Ilias Diakonikolas and Christos Tzamos, two UW-Madison Computer Sciences professors, have earned the outstanding paper award at NeurIPS 2019, the Conference on Neural Information Processing Systems. NeurIPS is one of the most prestigious conferences on artificial intelligence (AI) in the academic arena. This year the conference received 6743 submissions, of which 1428 were accepted.
The paper is entitled “Distribution-Independent PAC Learning of Halfspaces with Massart Noise” and is coauthored by Diakonikolas, Tzamos, and Themis Gouleakis (currently at the Max Planck Institute, formerly a postdoctoral researcher working with Diakonikolas). The NeurIPS Outstanding Paper Committee looks for papers that are revolutionary and will change the way people think about the topic, surprise the reader with their creativity, endure far into the future, and demonstrate both elegance and rigour.

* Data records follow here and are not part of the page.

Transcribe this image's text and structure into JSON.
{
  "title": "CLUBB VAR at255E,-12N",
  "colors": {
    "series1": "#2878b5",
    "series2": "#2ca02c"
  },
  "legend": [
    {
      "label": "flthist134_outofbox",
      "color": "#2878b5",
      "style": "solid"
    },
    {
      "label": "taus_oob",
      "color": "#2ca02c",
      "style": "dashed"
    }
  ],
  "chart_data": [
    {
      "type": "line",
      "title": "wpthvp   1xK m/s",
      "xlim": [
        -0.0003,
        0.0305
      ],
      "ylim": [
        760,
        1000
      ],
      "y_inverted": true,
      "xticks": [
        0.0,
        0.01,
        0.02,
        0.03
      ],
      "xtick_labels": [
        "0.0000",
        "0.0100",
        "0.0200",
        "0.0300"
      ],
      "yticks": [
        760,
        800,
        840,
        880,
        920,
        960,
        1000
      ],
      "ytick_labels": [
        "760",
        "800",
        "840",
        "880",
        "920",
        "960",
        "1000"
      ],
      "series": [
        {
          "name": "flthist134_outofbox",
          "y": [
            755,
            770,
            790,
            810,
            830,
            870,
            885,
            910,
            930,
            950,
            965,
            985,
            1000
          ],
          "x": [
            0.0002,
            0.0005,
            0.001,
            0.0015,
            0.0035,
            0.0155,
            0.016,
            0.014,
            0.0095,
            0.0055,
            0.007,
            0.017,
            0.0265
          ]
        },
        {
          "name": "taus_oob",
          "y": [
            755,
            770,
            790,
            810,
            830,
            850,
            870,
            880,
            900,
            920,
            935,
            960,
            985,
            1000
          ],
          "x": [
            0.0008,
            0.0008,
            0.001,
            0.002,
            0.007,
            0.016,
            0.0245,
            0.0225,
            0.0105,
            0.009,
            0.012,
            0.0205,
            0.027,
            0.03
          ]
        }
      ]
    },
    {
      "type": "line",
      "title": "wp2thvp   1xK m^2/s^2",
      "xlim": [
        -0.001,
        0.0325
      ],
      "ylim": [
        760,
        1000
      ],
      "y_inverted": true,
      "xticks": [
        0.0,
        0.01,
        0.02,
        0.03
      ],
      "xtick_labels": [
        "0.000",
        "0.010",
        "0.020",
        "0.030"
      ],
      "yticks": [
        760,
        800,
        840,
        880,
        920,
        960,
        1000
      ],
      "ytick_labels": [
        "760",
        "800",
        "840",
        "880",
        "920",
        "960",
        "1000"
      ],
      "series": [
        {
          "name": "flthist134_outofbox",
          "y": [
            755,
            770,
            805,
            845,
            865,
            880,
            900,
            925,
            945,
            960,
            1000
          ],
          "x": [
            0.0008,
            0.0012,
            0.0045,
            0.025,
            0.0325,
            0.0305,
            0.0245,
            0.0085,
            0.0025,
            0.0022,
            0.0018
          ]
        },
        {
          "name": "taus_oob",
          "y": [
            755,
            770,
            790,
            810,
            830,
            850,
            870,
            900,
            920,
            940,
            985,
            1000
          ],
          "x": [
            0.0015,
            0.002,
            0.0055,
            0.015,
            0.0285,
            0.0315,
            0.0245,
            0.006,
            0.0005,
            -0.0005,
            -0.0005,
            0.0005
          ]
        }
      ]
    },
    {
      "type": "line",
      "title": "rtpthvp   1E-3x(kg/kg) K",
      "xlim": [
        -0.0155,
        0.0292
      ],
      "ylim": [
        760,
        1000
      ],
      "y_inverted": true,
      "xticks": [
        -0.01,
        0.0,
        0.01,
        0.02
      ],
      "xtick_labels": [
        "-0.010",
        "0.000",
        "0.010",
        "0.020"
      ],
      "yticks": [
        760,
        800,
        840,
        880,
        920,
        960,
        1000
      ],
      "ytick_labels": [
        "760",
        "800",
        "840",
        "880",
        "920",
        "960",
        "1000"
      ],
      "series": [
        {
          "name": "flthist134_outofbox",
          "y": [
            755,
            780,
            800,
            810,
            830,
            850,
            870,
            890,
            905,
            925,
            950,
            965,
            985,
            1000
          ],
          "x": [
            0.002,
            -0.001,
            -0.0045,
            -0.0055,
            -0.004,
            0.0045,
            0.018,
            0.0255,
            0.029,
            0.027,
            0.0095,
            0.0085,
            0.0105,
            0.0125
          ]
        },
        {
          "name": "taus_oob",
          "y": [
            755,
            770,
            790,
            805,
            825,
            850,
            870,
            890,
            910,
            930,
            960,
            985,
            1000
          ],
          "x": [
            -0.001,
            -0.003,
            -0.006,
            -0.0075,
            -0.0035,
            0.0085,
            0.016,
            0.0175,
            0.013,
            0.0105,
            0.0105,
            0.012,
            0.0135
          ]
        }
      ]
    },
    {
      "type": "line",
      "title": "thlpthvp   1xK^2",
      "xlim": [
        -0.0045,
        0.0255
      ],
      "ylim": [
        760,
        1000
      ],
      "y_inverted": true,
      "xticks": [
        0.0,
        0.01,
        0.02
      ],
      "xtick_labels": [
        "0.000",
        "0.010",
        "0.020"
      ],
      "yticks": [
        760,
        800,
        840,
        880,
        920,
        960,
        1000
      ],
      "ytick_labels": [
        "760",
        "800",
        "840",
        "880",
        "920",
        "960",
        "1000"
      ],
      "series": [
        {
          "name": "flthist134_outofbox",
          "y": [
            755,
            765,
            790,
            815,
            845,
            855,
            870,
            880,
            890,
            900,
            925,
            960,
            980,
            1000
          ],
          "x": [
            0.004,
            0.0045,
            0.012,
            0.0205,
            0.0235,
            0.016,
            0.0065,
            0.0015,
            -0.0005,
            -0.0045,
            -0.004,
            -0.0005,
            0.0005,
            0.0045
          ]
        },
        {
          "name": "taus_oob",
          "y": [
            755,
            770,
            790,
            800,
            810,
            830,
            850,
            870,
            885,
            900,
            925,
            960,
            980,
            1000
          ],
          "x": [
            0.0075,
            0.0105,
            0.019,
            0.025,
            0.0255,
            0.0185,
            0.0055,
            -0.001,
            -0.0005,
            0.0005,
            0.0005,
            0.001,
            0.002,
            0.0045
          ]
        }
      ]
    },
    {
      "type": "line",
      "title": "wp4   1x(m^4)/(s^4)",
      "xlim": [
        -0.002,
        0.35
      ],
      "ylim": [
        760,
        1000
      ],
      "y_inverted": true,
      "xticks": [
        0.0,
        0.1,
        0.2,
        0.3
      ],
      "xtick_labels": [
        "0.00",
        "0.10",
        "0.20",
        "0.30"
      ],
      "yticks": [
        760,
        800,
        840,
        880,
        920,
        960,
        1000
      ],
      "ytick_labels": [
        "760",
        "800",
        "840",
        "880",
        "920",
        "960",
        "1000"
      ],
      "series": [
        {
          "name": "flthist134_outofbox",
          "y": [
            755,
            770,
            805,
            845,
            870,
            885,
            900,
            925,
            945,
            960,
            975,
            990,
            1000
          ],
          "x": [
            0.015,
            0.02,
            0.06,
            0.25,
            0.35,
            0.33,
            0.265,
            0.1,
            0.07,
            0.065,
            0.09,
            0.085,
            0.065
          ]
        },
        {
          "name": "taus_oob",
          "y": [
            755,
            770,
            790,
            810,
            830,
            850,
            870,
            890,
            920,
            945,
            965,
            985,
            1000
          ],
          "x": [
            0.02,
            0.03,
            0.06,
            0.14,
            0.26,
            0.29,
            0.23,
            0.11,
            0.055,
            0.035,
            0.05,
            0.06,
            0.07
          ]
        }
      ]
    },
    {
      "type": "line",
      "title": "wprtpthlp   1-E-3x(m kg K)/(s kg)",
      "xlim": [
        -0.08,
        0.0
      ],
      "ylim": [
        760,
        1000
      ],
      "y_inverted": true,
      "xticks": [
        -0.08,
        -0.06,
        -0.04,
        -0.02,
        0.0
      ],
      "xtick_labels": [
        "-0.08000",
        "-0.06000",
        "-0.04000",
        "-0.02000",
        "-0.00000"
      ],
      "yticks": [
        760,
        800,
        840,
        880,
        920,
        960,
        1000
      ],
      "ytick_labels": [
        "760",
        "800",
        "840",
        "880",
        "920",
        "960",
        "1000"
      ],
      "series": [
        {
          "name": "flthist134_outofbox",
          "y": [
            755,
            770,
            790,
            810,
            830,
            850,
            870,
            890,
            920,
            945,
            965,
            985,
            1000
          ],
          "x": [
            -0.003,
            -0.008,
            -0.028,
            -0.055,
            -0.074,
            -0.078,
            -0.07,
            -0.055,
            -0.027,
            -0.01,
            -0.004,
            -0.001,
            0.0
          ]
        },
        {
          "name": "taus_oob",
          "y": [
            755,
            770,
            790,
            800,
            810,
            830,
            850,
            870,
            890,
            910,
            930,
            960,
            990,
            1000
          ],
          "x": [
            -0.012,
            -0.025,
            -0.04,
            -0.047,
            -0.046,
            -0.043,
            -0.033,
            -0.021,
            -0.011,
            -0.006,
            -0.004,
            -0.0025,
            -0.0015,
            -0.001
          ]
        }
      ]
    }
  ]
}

Fitting a model to a training dataset is the prototypical goal in machine learning, according to Diakonikolas. A ubiquitous example is that of linear classification, where a decision is based on the value of a linear combination of the features. Linear classification is well-understood in the case of clean training data and several efficient methods are known for it. If, however, the training data has just a few noisy labels, standard data-fitting methods inherently break down. This paper gives a new efficient method for linear classification that is robust to a challenging model of random noise, where the amount of noise added to each label is bounded, but is otherwise unknown.
In more technical terms, the work gives the first efficient algorithm for learning linear separators in the presence of Massart noise. “The distinguishing feature of the algorithm is that it succeeds without any assumptions on the data distribution,” says Diakonikolas. This work made the first progress on a question posed by several researchers, starting in the 1980s.
When the paper was submitted, Diakonikolas was a faculty member at the University of Southern California, and he performed some of the work that made the paper possible while at the Simons Institute for the Theory of Computing at the University of California-Berkeley.